Saturday, November 24, 2018

I Love You.

My father once wrote a note to me and signed off with, ‘We love you.’  I still have that note or at least the photo of it.  It was the closest he ever came to saying, ‘I love you,’ or so I thought.

We just weren’t a family that said I love you.  My father died in 1994 and very gradually the phrase began to seep into our vernacular many years after that.  Today most of us have said that to each other, but still not all.  

Today during yoga class a memory of my father surfaced.  It started as a memory of how I made $50 when I was about 18.  Our neighbor hooked me up with the opportunity.  There was a boy about my age who needed a ride from Scarsdale, New York to Long Island.  The family was very, very wealthy and the houses were mansions.  The boy seemed depressed and barely spoke during the ride.  As I was in this very relaxed state, lying on the floor in yoga class, I contemplated the whole experience.  Until this moment, the memory was just the boy, the $50 I earned, the drive and the mansions.

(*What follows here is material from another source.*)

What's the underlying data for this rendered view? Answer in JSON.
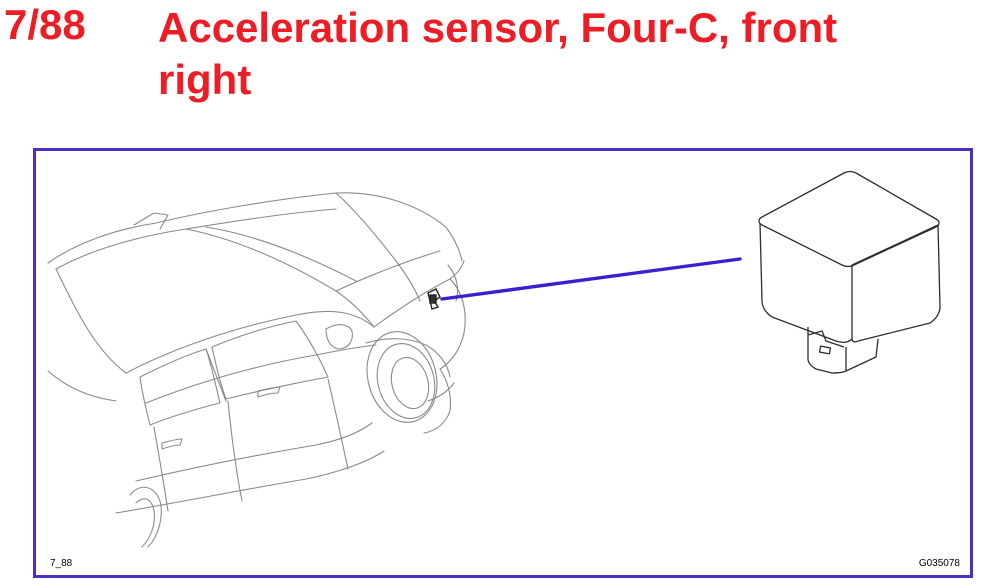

Today another aspect of this memory took front and center stage.  My father, who had six kids, chose to ride with me.  He let me drive.  He didn’t want the money.  So why was he with me? My father was a psychiatric social worker.  He was a humble, probably introverted person.  During the drive that day, he managed to engage that depressed boy in a little bit of conversation, in a way I certainly couldn’t have at the time.  My father seemed so brave taking that task on.  How wildly talented he was with these mad interpersonal skills!  That's what I was thinking at the time.  

Now, on the floor in yoga class, I contemplated what he did that day.  He took probably three to four hours out of his day.  Simple math tells me that he went W A Y over my allotted daddy/daughter time, being one of six. 

He was protecting me.  He gave me this time, not because I asked for it, but because he wanted to ensure my safety.  I wasn’t scared, it was our next-door-neighbor who set this up and she knew the people well, but I guess that wasn’t enough for my father to be sure I was safe.  This was before GPS telling you turn by turn how to get from point A to B, maybe he was worried I’d get lost.  Maybe he heard the description of this troubled boy from the neighbor, and his experience with troubled children as a psychiatric social worker caused him to err on the side of caution. 

I may not have heard I love you in words from him but I hear it loud and clear now from his actions that day.

Thank you dad,


I love you too.

Sunday, May 20, 2018

She Looks Better Than ME!

"She looks better that ME" is a qualifier that IS a compliment coming from someone half your age, not from someone who is your age.  This is the latest trend torturing my age averse brain.

At a party last night, a group of about six of us were talking when one man recounted a story about me to the group.  We live on the water and one day while in my boat, passing his house, I had a chat with his house guest who was in the backyard.  My neighbor told the group at the party that his house guest told him about my boat-by visit, and he described me as a young girl of about 25-years-old.  I gleefully told the group that this story was going in my gratitude journal.

Then his bitch common-law wife or whatever she is, added her contribution to the story.  She said in an attempt to identify who the house guest was talking about, she asked if the woman he was talking to was in her sixties, the decade of life she assessed me to be in.  Me and a couple of other people present gasped at the assumption.

She went on to pour more hot lava into the crater of hatred I now have for her by saying, "What?  You look great, I always say that you look better than ME," as if to imply I was much older than her but keep myself up nice.

We are the same age.

Here's what has been dominating my thoughts since:


  • First, I looked up her age online. - My hatred of her solidified.
  • Why does everyone think I'm older than I am?  I dress young, work out all the time and have a hot body.
  • Maybe she associated me with her next door neighbor who is in fact in her 60s and has a hot body.  This is my favorite mental massage/masturbation.
  • How can I devastate her as much as she devastated me?
  • I'm going to church in a couple of hours reminding me to take the high road.
  • How do I take the high road in such a way that God devastates her for me?
  • She is oblivious to the stupid, thoughtless, insensitive things she says and does all the time, maybe I could just feel sorry for her instead.  
  • Her live in boyfriend cheats on her all the time.
  • No, that's not enough.  Clearly she is someone who tolerates that.
  • The universe does have a way of breaking the psychic knees of people who knowingly offend me, and usually in a much harsher way than I would have wanted.  Can I count on that again universe?  This time, I think I'd just be grateful and not find whatever you decide to do too much.  I'd put it in my gratitude journal right under the 25-year-old compliment.